Loi à jour 2016-06-21; dernière modification 2015-07-19 Versions antérieures

Déclaration de principes

Note marginale :Politique canadienne à l’égard des adolescents
  •  (1) Les principes suivants s’appliquent à la présente loi :

    • a) le système de justice pénale pour adolescents vise à protéger le public de la façon suivante :

      • (i) obliger les adolescents à répondre de leurs actes au moyen de mesures proportionnées à la gravité de l’infraction et au degré de responsabilité,

      • (ii) favoriser la réadaptation et la réinsertion sociale des adolescents ayant commis des infractions,

      • (iii) contribuer à la prévention du crime par le renvoi des adolescents à des programmes ou à des organismes communautaires en vue de supprimer les causes sous-jacentes à la criminalité chez ceux-ci;

    • b) le système de justice pénale pour les adolescents doit être distinct de celui pour les adultes, être fondé sur le principe de culpabilité morale moins élevée et mettre l’accent sur :

      • (i) leur réadaptation et leur réinsertion sociale,

      • (ii) une responsabilité juste et proportionnelle, compatible avec leur état de dépendance et leur degré de maturité,

      • (iii) la prise de mesures procédurales supplémentaires pour leur assurer un traitement équitable et la protection de leurs droits, notamment en ce qui touche leur vie privée,

      • (iv) la prise de mesures opportunes qui établissent clairement le lien entre le comportement délictueux et ses conséquences,

      • (v) la diligence et la célérité avec lesquelles doivent intervenir les personnes chargées de l’application de la présente loi, compte tenu du sens qu’a le temps dans la vie des adolescents;

    • c) les mesures prises à l’égard des adolescents, en plus de respecter le principe de la responsabilité juste et proportionnelle, doivent viser à :

      • (i) renforcer leur respect pour les valeurs de la société,

      • (ii) favoriser la réparation des dommages causés à la victime et à la collectivité,

      • (iii) leur offrir des perspectives positives, compte tenu de leurs besoins et de leur niveau de développement, et, le cas échéant, faire participer leurs père et mère, leur famille étendue, les membres de leur collectivité et certains organismes sociaux ou autres à leur réadaptation et leur réinsertion sociale,

      • (iv) prendre en compte tant les différences ethniques, culturelles, linguistiques et entre les sexes que les besoins propres aux adolescents autochtones et à d’autres groupes particuliers d’adolescents;

    • d) des règles spéciales s’appliquent aux procédures intentées contre les adolescents.

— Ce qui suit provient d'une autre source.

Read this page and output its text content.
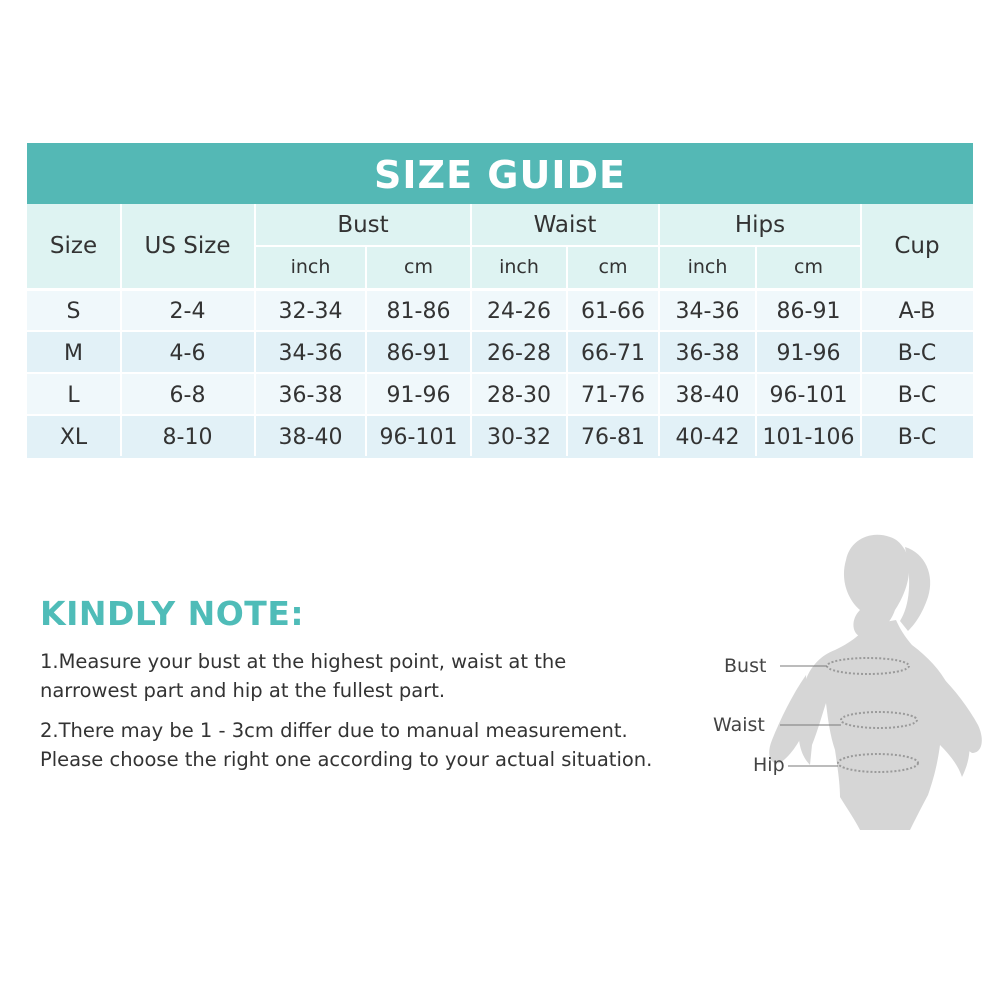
SIZE GUIDE
Size	US Size
Bust	Waist	Hips
Cup
inch	cm	inch	cm	inch	cm
S	2-4	32-34	81-86	24-26	61-66	34-36	86-91	A-B
M	4-6	34-36	86-91	26-28	66-71	36-38	91-96	B-C
L	6-8	36-38	91-96	28-30	71-76	38-40	96-101	B-C
XL	8-10	38-40	96-101	30-32	76-81	40-42	101-106	B-C
KINDLY NOTE:
1.Measure your bust at the highest point, waist at the
narrowest part and hip at the fullest part.
2.There may be 1 - 3cm differ due to manual measurement.
Please choose the right one according to your actual situation.
Bust
Waist
Hip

Au titre de celles-ci :

      • (i) les adolescents jouissent, et ce personnellement, de droits et libertés, notamment le droit de se faire entendre dans le cadre des procédures conduisant à des décisions qui les touchent — sauf la décision d’entamer des poursuites — et de prendre part à ces procédures, ces droits et libertés étant assortis de mesures de protection spéciales,

      • (ii) les victimes doivent être traitées avec courtoisie et compassion, sans qu’il ne soit porté atteinte à leur dignité ou à leur vie privée, et doivent subir le moins d’inconvénients possible du fait de leur participation au système de justice pénale pour les adolescents,

      • (iii) elles doivent aussi être informées des procédures intentées contre l’adolescent et avoir l’occasion d’y participer et d’y être entendues,

      • (iv) les père et mère de l’adolescent doivent être informés des mesures prises, ou des procédures intentées, à l’égard de celui-ci et être encouragés à lui offrir leur soutien.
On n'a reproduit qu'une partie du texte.